We also call the court’s attention to this additional thought in regard to this statute. Section 589 of the code of 1880, and §3401 of the code of 1892, unlike the act of 1875, does not declare contracts made by parties doing business without license absolutely null and void, but declares these contracts void only so far as such person may base a claim upon them, and a suit shall not be maintainable in favor of any person on any such contract. That this is the true construction of the law is conclusively shown by all of the decisions of this court. Beans v. Robertson et al., 64 Miss., 195. The case cited was a suit in which the debtor sought to have canceled a note and trust deed given by him to a merchant for goods purchased.

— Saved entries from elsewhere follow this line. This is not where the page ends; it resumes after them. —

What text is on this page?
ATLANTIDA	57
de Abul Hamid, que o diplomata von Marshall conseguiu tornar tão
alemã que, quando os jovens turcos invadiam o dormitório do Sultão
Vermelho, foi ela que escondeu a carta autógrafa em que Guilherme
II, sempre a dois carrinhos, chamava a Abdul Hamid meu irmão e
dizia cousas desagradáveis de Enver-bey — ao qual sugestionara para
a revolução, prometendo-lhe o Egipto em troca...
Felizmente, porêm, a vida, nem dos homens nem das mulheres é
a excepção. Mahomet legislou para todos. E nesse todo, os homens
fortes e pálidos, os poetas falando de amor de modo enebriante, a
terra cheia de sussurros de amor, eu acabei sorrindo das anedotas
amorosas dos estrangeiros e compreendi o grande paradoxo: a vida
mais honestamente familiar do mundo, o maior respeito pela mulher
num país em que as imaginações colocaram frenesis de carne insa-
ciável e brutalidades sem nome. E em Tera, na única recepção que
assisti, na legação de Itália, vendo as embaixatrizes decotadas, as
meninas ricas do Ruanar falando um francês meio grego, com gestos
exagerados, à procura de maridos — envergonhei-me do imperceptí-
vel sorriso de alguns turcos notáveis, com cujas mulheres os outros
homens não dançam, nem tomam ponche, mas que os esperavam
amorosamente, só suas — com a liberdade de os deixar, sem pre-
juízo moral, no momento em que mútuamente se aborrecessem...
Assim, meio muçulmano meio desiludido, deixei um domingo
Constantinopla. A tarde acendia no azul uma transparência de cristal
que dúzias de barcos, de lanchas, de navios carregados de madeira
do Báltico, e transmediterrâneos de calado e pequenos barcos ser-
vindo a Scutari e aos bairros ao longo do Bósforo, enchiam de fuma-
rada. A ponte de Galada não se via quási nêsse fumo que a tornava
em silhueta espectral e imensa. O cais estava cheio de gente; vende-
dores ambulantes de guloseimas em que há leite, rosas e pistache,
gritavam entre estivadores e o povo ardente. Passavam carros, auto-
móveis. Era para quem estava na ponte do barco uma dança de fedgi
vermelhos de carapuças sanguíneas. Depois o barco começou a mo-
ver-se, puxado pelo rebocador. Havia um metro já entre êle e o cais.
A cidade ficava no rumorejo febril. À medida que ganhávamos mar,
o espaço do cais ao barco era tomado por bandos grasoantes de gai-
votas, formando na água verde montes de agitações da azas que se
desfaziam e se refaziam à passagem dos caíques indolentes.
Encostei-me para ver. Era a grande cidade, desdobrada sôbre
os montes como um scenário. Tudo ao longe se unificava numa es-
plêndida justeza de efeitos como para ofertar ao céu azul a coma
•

The contract having been executed while the merchant did not have a sufficient privilege license, and the court recognizes the fact that there was a contract between the parties, upon which a sum of money was justly due, and relief was denied until the party seeking equity should do equity. Before such a principle could have been applied, the court must be satisfied, and was satisfied in this instance, that the merchants were entitled, in all fairness and justice, to the payment of their money. It recognized that there was a valid claim in the merchants against the debtor. If there had been no such claim, the doctrines of equity could not have been invoked. There was a right which was protected in this instance in a negative way, before right was recognized fully and completely. So in the case of Crum v. Shoe Co., 72 Miss., 458, where the parties had voluntarily performed the contract between themselves, the court refused to set aside this executed agreement, because of the fact that it there again recognized the parties had rights which were just and legal as between themselves. The same principle runs through all of the decisions of this court — that is, a recognition of the rights of the parties to the contract, although refusing to enforce those rights. Peoples' Bank of Meridian v.- Alabama Great Southern R. R. Co., 65 Miss., 365; Me Tver v. Clarke, 69 Miss., 408; Bank of Oxford v. Town of Oxford, 70 Miss., 504; Mclver v. Clarke, 71 Miss., 444; Woolen Co. v. Building da Loan Association,' 73 Miss., 516.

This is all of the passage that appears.